The Missing Apology
By Richard Cohen
Saturday, October 1, 2005; A17
Before being sentenced to three years in prison and a dishonorable discharge, Lynndie England apologized to just about everyone in sight. She apologized to "coalition forces and all the families" and to the "detainees" she and others had abused at Abu Ghraib prison -- England was the smirking woman holding the leash, you might remember -- and to "the families, America and all the soldiers." What she did not do is demand an apology in return. She's entitled to one.
A stronger person, maybe one with some political fiber, would have demanded an apology from her superiors -- starting with the commander in chief, George W. Bush: How dare you send me into war for reasons that seem downright specious? She might have demanded an explanation as well -- not that she would have gotten one. After all, none of us really has. It was, it seems, a sort of mistake.
She might have demanded from Defense Secretary Donald Rumsfeld an apology for a military plan that no one, with the possible exception of Mrs. Rumsfeld, thinks called for enough troops and which, anyway, was implemented before all of the troops were on the ground. How dare you, sir, send me to war so exposed and with an inadequate number of colleagues? Where's the apology for that?
She might have demanded an apology from the Army for sending her over to work in a bad and chaotic place without proper training and knowing the dirty little secret of the Army Reserve: No one's ever momentarily ready to do anything. Who says they're sorry about that? Not the president. Not Rumsfeld. Just salute and shut up.
She might have demanded an apology for not really knowing if the Geneva Conventions applied to detainees. Her confusion on this score would be understandable. From the president on down, the unspoken message had gone forth that terrorism and the war on terrorism were something new under the sun. The old rules did not apply -- not really.
The prisoners in Abu Ghraib were not real soldiers, because the actual war was over and the enemy defeated -- or so said the president. The detainees were something else, terrorists maybe, linked if only by rhetoric to Osama bin Laden and the darkest of evil. A little fun at their expense -- a pyramid of nude men and some sexual abuse -- is what they had coming. If she got that message, who can blame her? Better yet, who will apologize for it?
On Wednesday The Post published a letter written to Sen. John McCain (R-Ariz.) by an Army officer, a West Pointer at that. In it, Capt. Ian Fishback says that for 17 months he's been searching for the Army's standards regarding the humane treatment of detainees. He cannot find them. Worse, if he looked elsewhere, he could find a welter of contradictory and fudgy statements by administration officials condemning torture but not defining what it is. Surely torture is applying a hot poker to some poor guy's rear end. But is it putting a leash on a nude man? Is it mocking his genitals? Is it, in fact, any of the things Lynndie England did and which, thanks to digital photography, so offended the Muslim world?

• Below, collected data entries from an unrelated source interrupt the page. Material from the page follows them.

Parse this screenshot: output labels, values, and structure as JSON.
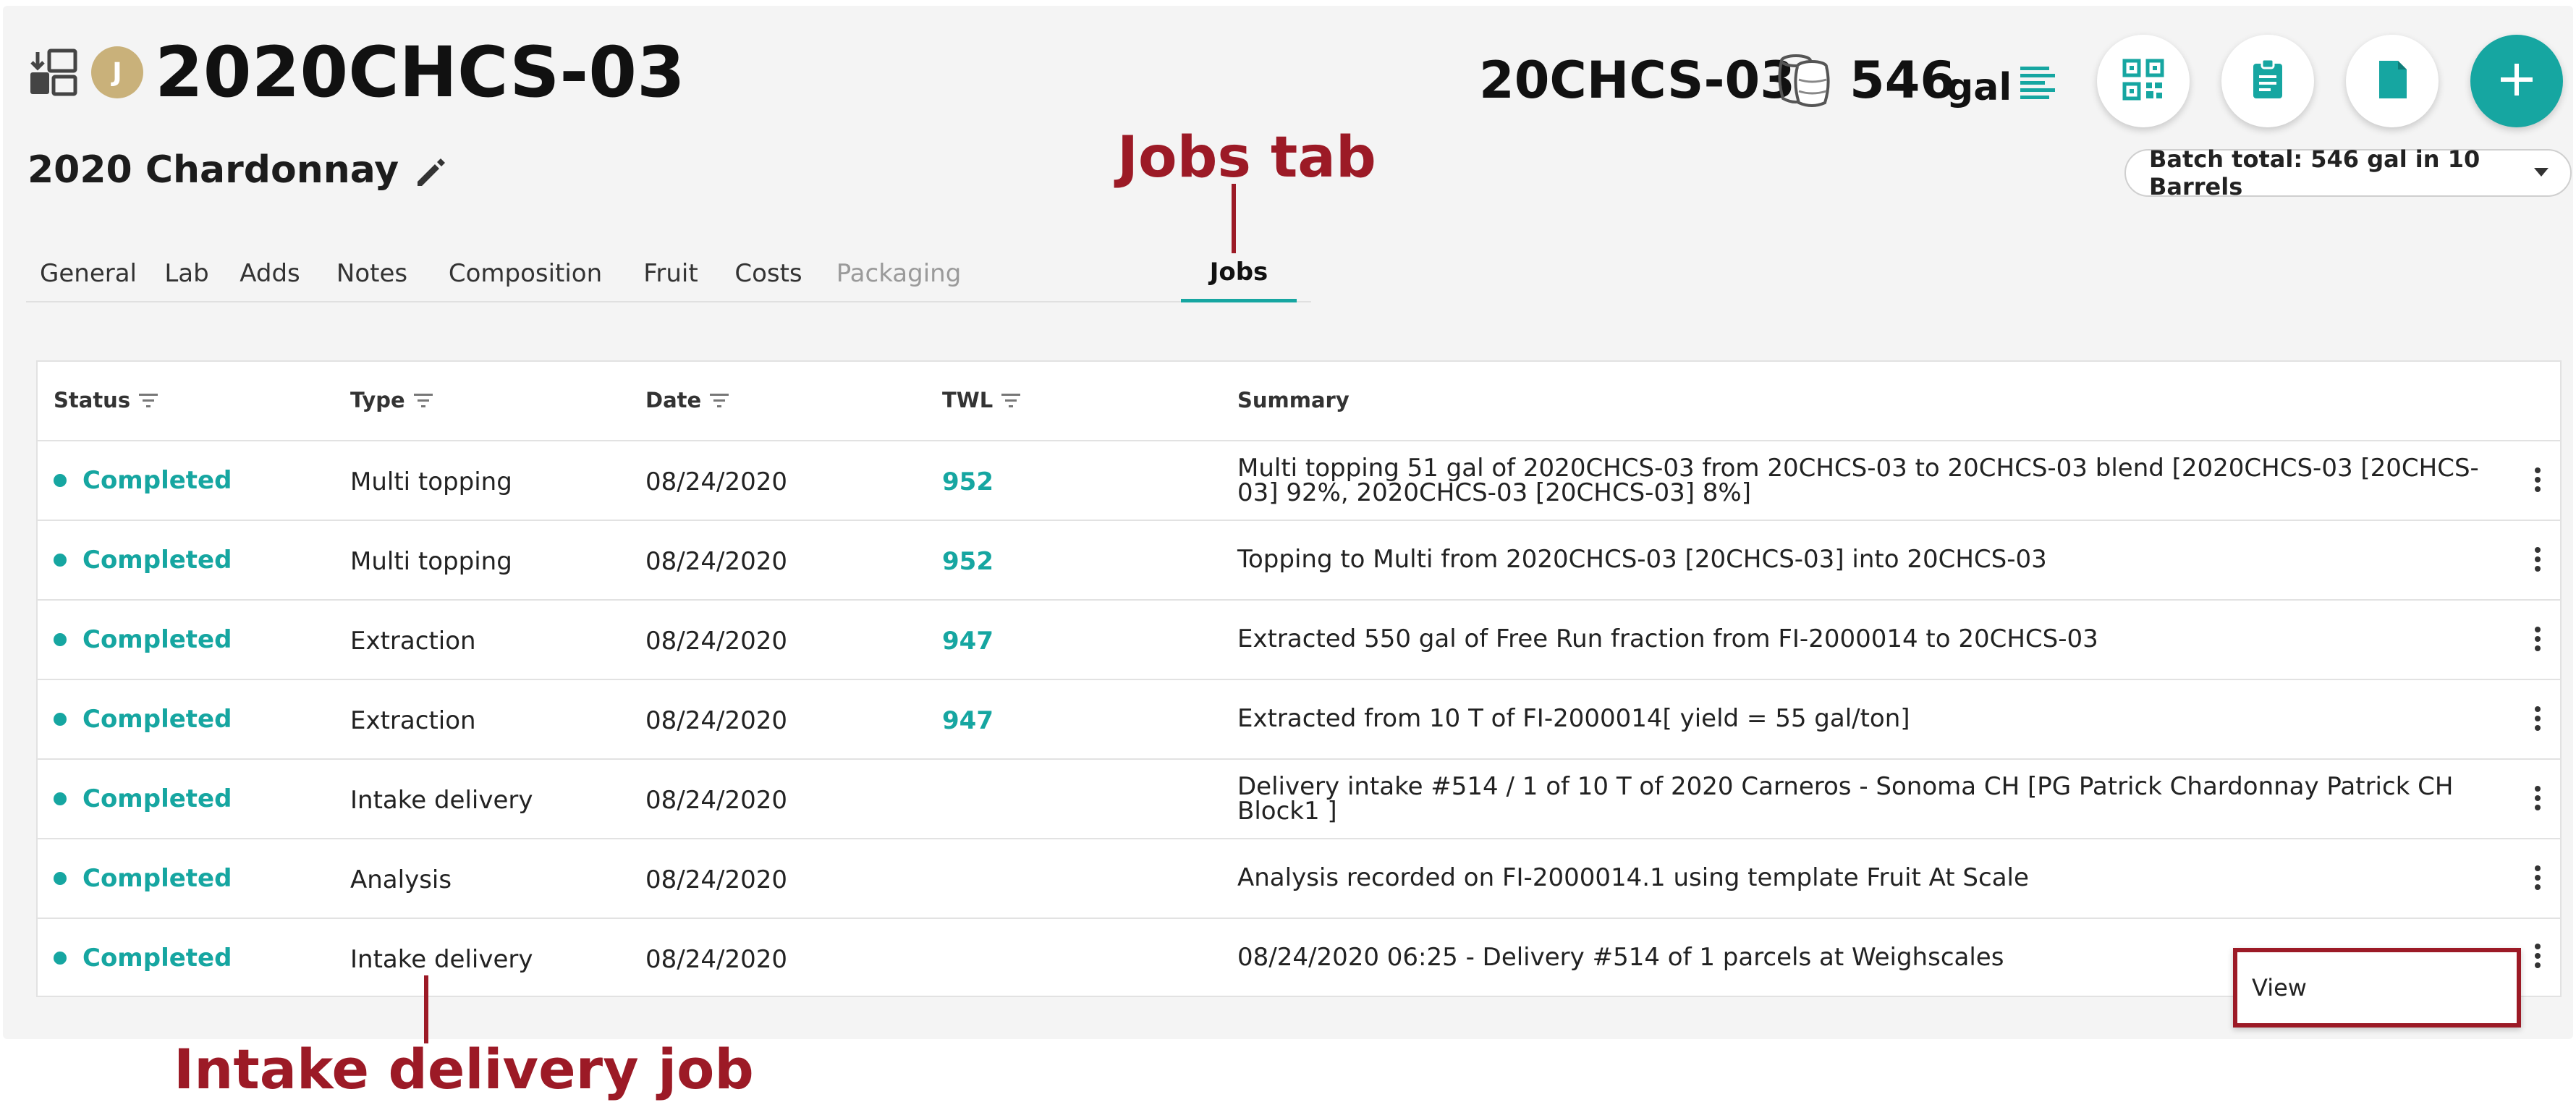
{
  "header": {
    "avatar_letter": "J",
    "lot_code": "2020CHCS-03",
    "lot_name": "2020 Chardonnay",
    "vessel_code": "20CHCS-03",
    "volume": "546",
    "unit": "gal",
    "batch_total": "Batch total: 546 gal in 10 Barrels"
  },
  "icons": {
    "header_left": "transfer-icon",
    "edit": "pencil-icon",
    "barrel": "barrel-icon",
    "details": "lines-icon",
    "actions": [
      "qr-code-icon",
      "clipboard-icon",
      "document-icon",
      "plus-icon"
    ]
  },
  "tabs": [
    {
      "label": "General"
    },
    {
      "label": "Lab"
    },
    {
      "label": "Adds"
    },
    {
      "label": "Notes"
    },
    {
      "label": "Composition"
    },
    {
      "label": "Fruit"
    },
    {
      "label": "Costs"
    },
    {
      "label": "Packaging"
    },
    {
      "label": "Jobs"
    }
  ],
  "annotations": {
    "jobs_tab": "Jobs tab",
    "intake_job": "Intake delivery job"
  },
  "table": {
    "headers": {
      "status": "Status",
      "type": "Type",
      "date": "Date",
      "twl": "TWL",
      "summary": "Summary"
    },
    "rows": [
      {
        "status": "Completed",
        "type": "Multi topping",
        "date": "08/24/2020",
        "twl": "952",
        "summary": "Multi topping 51 gal of 2020CHCS-03 from 20CHCS-03 to 20CHCS-03 blend [2020CHCS-03 [20CHCS-03] 92%, 2020CHCS-03 [20CHCS-03] 8%]"
      },
      {
        "status": "Completed",
        "type": "Multi topping",
        "date": "08/24/2020",
        "twl": "952",
        "summary": "Topping to Multi from 2020CHCS-03 [20CHCS-03] into 20CHCS-03"
      },
      {
        "status": "Completed",
        "type": "Extraction",
        "date": "08/24/2020",
        "twl": "947",
        "summary": "Extracted 550 gal of Free Run fraction from FI-2000014 to 20CHCS-03"
      },
      {
        "status": "Completed",
        "type": "Extraction",
        "date": "08/24/2020",
        "twl": "947",
        "summary": "Extracted from 10 T of FI-2000014[ yield = 55 gal/ton]"
      },
      {
        "status": "Completed",
        "type": "Intake delivery",
        "date": "08/24/2020",
        "twl": "",
        "summary": "Delivery intake #514 / 1 of 10 T of 2020 Carneros - Sonoma CH [PG Patrick Chardonnay Patrick CH Block1 ]"
      },
      {
        "status": "Completed",
        "type": "Analysis",
        "date": "08/24/2020",
        "twl": "",
        "summary": "Analysis recorded on FI-2000014.1 using template Fruit At Scale"
      },
      {
        "status": "Completed",
        "type": "Intake delivery",
        "date": "08/24/2020",
        "twl": "",
        "summary": "08/24/2020 06:25 - Delivery #514 of 1 parcels at Weighscales"
      }
    ]
  },
  "row_menu": {
    "view_label": "View"
  },
  "colors": {
    "accent": "#16a6a1",
    "annotation": "#9c1a26",
    "avatar": "#c9b17a"
  }
}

It's impossible not to be revolted by what England did and to insist that no American should need special training in the humane treatment of fellow human beings. But she is, as she says, weak and passive and the sort of woman who is an easy mark for a man with the gift of fibbery. This was Charles A. Graner Jr., her superior and boyfriend, father of her child, and stock character in every country-western song: He left her and the baby for another woman. As is very often the case in life and literature (see Bernhard Schlink's "The Reader"), the perpetrator is often also a victim.
No reading of England's life story can stand any other interpretation. She is one of life's losers.
Nonetheless, she deserves her punishment. So do the others. But at Abu Ghraib and Guantanamo and elsewhere, the buck stops suspiciously low in the chain of command. Somehow, no one higher up is responsible for the situation
England found herself in or for what she did. She's apparently accustomed to this sort of thing -- just another example of getting stuck with the baby. Maybe someday she'll realize that a whole lot of very important people did her wrong. Who will apologize for that?